Subset of C for the simplest self-compiling compiler

Kragen Javier Sitaker, 02021-08-12 (updated 02021-12-30) (6 minutes)

What’s the smallest straightforward self-compiling compiler, targeting a conventional assembly language, you could write in a subset of C?

That is, not the smallest subset of C; implementing a very small subset of C means the compiler doesn’t have to do as much, but being written in that same very small subset means that everything is more difficult to do. Also, though, I’m thinking of something I could reimplement straightforwardly in assembly.

You need comments.

You surely need subroutines --- syntactically C needs them at least for main(), and almost certainly there will be things you want to do in more than one place. There’s a question of whether or not to implement recursion. Without recursion you could statically allocate all variables and only have a single way to compile lvalue variables and a single way to compile rvalue variables, but you need while. With recursion you can use a recursive-descent parser, which you probably should, but you probably need to store some variables in global space and others in stack frames.

Arguments and return values can be omitted by storing them in global variables, but I think that will probably obscure the data flow a lot. If there are arguments, you don’t need an arbitrarily large number of them.

Alternatives to recursive-descent parsing with local backtracking (PEG parsing) might be more compact but are unlikely to be as straightforward.

You need some form of data structuring, either structs or arrays or both, which means at least one additional kind of lvalue and rvalue. You don’t need separate struct namespaces, and if you don’t have them you can avoid having types for expressions at all, treating characters, ints, and pointers interchangeably as words, as putchar() and getchar() already do. Structs might be a big improvement, but they probably mean you need data of varying sizes.

You could reasonably support such composite data structures only at global scope, so local variables are only scalars; and, if you do that, shallow binding might be an alternative to using separate indexing schemes for globals and locals. Locals would just be globals whose value is saved and later restored.

Structs are more appealing if you have dynamic allocation, so you can build trees out of them using pointers.

In terms of arithmetic, you almost certainly need addition, subtraction, and integer constants. You don’t need pointer arithmetic, and you probably don’t need bitwise operations, multiplication, division, and modulo. You surely do need ==, !=, and at least one kind of ordering comparison.

Boolean operations &&, || might turn out to be painful to do without. Similarly for augmented assignment +=, -= and pre- and/or post-increment --, ++.

In terms of control flow, you surely need if, and if you don’t have else, you probably need early return (and thus return). I don’t think there’s any advantage to not having nested blocks for if, and little advantage for not requiring them. Early return is more complicated with shallow binding (you’d probably want to jump to a shared epilogue to restore the proper set of variables).

I think that’s a sufficient set of statement types: either expression statements or assignment statements and function calls; if; and possibly while. If we have return values, we need return.

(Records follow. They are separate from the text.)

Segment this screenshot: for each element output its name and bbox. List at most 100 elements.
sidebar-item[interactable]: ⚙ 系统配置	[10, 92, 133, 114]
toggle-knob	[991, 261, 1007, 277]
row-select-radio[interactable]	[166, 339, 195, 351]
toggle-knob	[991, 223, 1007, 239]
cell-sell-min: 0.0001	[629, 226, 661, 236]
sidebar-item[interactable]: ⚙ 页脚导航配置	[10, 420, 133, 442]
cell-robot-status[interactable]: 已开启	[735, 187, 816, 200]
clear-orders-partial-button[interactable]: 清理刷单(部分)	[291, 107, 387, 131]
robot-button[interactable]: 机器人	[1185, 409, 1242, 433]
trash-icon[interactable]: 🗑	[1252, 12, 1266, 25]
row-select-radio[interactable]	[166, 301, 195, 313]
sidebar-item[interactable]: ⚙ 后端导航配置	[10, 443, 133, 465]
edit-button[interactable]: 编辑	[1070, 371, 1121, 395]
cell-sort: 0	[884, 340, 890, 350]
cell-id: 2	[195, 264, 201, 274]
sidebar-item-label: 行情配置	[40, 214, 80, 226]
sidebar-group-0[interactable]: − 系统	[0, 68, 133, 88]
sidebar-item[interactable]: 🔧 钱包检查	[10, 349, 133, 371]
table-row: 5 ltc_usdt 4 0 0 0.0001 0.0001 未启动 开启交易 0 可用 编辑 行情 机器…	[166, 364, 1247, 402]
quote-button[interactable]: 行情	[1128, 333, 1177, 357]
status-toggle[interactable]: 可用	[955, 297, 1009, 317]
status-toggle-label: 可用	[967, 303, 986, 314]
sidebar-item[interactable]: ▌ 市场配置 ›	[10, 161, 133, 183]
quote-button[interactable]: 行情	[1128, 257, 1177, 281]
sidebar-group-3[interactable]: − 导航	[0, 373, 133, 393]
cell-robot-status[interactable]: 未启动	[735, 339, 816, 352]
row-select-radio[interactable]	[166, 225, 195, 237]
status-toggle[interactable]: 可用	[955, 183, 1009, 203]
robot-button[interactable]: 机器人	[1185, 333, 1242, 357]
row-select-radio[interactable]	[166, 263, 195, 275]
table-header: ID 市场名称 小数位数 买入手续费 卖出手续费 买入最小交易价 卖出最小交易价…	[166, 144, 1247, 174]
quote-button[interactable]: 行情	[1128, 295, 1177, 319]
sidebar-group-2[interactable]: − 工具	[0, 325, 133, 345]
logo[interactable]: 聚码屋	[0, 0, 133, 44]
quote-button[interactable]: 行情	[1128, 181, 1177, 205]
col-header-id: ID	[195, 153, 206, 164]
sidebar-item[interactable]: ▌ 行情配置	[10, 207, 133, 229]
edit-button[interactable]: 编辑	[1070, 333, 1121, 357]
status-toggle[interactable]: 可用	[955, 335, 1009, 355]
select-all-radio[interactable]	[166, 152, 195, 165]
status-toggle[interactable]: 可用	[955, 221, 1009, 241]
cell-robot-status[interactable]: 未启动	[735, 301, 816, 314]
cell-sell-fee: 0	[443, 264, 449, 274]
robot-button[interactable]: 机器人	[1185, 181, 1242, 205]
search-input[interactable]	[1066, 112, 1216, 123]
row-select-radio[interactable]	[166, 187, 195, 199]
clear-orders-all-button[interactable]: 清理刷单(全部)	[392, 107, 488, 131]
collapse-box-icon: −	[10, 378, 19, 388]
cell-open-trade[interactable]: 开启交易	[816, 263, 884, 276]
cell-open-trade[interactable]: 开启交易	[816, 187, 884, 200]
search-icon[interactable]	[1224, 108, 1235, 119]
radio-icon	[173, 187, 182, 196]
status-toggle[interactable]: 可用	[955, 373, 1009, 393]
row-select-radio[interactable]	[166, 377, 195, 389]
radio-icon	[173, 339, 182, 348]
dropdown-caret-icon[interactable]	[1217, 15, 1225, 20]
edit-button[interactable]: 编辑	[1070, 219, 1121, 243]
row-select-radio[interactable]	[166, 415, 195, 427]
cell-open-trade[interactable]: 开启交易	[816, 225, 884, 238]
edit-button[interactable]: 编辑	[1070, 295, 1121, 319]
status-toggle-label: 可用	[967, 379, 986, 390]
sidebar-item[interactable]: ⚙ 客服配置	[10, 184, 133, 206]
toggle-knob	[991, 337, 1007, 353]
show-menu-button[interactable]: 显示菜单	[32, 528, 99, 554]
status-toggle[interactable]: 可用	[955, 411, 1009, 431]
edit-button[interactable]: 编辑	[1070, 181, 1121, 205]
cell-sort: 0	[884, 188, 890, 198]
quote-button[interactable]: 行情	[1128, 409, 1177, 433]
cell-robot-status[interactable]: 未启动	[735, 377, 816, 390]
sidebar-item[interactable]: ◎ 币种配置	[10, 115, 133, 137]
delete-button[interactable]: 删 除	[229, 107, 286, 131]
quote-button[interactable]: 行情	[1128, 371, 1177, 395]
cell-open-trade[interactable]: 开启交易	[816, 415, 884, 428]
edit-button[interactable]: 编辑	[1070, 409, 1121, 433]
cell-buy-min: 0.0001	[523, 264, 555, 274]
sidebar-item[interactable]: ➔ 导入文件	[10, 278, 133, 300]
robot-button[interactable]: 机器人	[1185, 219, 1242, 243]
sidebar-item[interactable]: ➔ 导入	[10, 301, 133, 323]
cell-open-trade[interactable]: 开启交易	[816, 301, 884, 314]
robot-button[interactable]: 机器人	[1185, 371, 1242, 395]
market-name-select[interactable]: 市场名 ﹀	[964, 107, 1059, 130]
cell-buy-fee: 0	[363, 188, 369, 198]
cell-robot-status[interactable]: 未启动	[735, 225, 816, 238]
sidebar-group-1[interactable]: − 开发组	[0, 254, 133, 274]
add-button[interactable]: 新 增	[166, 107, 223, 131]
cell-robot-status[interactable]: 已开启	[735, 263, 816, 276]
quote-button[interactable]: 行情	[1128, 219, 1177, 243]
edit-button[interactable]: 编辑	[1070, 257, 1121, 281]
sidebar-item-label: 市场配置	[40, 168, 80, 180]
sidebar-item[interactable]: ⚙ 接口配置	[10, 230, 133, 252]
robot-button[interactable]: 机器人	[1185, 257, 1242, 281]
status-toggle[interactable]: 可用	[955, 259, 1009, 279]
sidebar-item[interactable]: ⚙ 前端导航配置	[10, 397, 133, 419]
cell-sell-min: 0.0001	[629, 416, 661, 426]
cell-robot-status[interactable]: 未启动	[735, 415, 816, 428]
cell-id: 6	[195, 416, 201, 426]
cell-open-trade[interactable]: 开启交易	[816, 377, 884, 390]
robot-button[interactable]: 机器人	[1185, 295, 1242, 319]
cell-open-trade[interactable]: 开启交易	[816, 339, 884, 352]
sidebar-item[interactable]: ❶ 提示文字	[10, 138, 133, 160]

Local variable declarations are needed for local variables, and although C doesn’t treat them as statements (in particular, you can’t precede them with a label) I think that’s probably wrong. Still, it might turn out to be simpler to require them to all be declared at the top of the function, as in Smalltalk.

Modern machines have enough registers that you could reasonably statically allocate one register for a frame pointer, three or four registers for arguments and returns, and, say, three or four other registers as temporaries. Nested function calls would still require storing the temporary result in someplace that isn’t clobbered by calls, either in the stack frame or a callee-saved register, so having a few callee-saved registers would be handy.

All of that is far more complicated than just using a runtime stack for expression evaluation and passing parameters and return values, though. Variadic C functions sort of require the caller to pop the arguments, but the subset doesn’t have to include variadic functions. Or, as I said, arguments at all.

At least ignoring #include is probably necessary in practice. Lacking either #define or enum would be a pretty big impediment to readability, though, comparable to lacking arguments.

Writing a C compiler without string literals would be pretty hard. Doing it without data initializers, like basically every Wirth compiler, wouldn’t be particularly hard, but I think you do need string literals. However, I think C-compatible string literals more or less require some kind of pointer support; I don’t think we can pass them off as offsets into a table of all constant strings, because we need to be able to build up new strings at runtime. I think this pretty much forces on us the ability to take a pointer into the middle of an array, and thus C’s equivalence of a[b] with *(a+b), though, and thus *. Maybe we can still get away without expression types (which we would need for the implicit multiplication by sizeof) by shifting the pointers left by 2 or 3 bits before dereferencing them, but of course that would break ABI compatibility with everything else. I’d sure like to find a way to avoid this mess.

For writing the tokenizer you probably also need character literals.

If you didn’t need C compatibility, for many purposes, you could in fact use indices into a global string table as your string type, with maybe a couple of character buffers elsewhere used by other functions to build up strings incrementally before interning them.